Maybe it’s that the next part of my life is uncertain, and that I’m not sure how reproductive justice activism will fit into it.
If I’m not actively doing activist work, does that mean that I am no longer an activist? What does being an activist even mean? I don’t envision myself as a person who will stop talking, writing, or making art about abortion rights or health care access, but maybe I will. Maybe I will take steps back as I grow older. Maybe I will spend time planning my wedding, learning, and having new experiences.
My hope however, is that no one like me will stop being a reproductive justice activist. Not until we live in a different world where everyone has the ability to plan and space their pregnancies and parent with means, support, and dignity.

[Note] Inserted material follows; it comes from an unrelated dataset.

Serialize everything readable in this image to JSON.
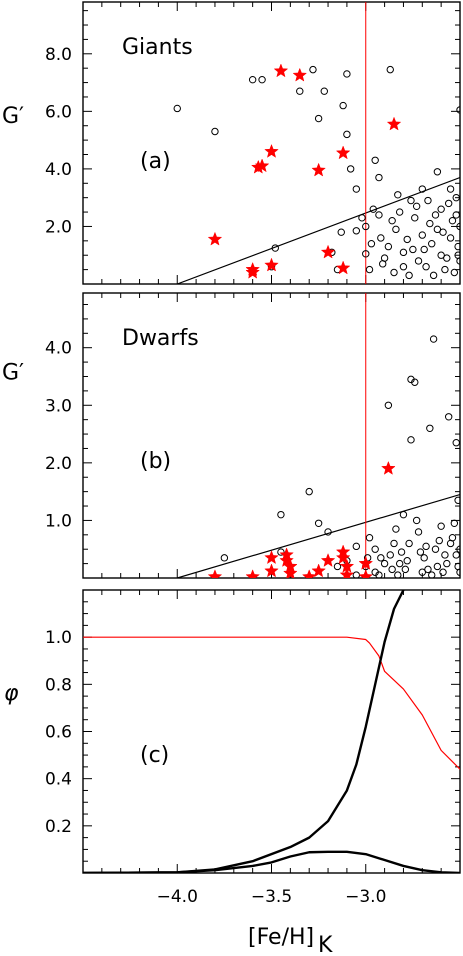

That’s why I have all of you, my online Abortion Gang community. No matter what else I’m doing in my daily life, I have this community to speak and engage with, to feel connected to, and to talk about the issues that we care about. And as a social worker, I am going to be doing justice-oriented work that matters. It might not be what I’m doing now, but it will be something that will make a difference.
The next few years will bring challenges and growth, and that must be what life and activism are about. My work will become more intersectional and I will have another frame to see things. I will bring social work to my activism and activism to my social work. I will find new things that I want to do and new communities to be a part of. I will blog more, but I won’t give up talking or fighting. I will make mistakes. I will discover what it means to care so much, although I may never figure it out completely. And I will find a new ways to dedicate my heart to my work.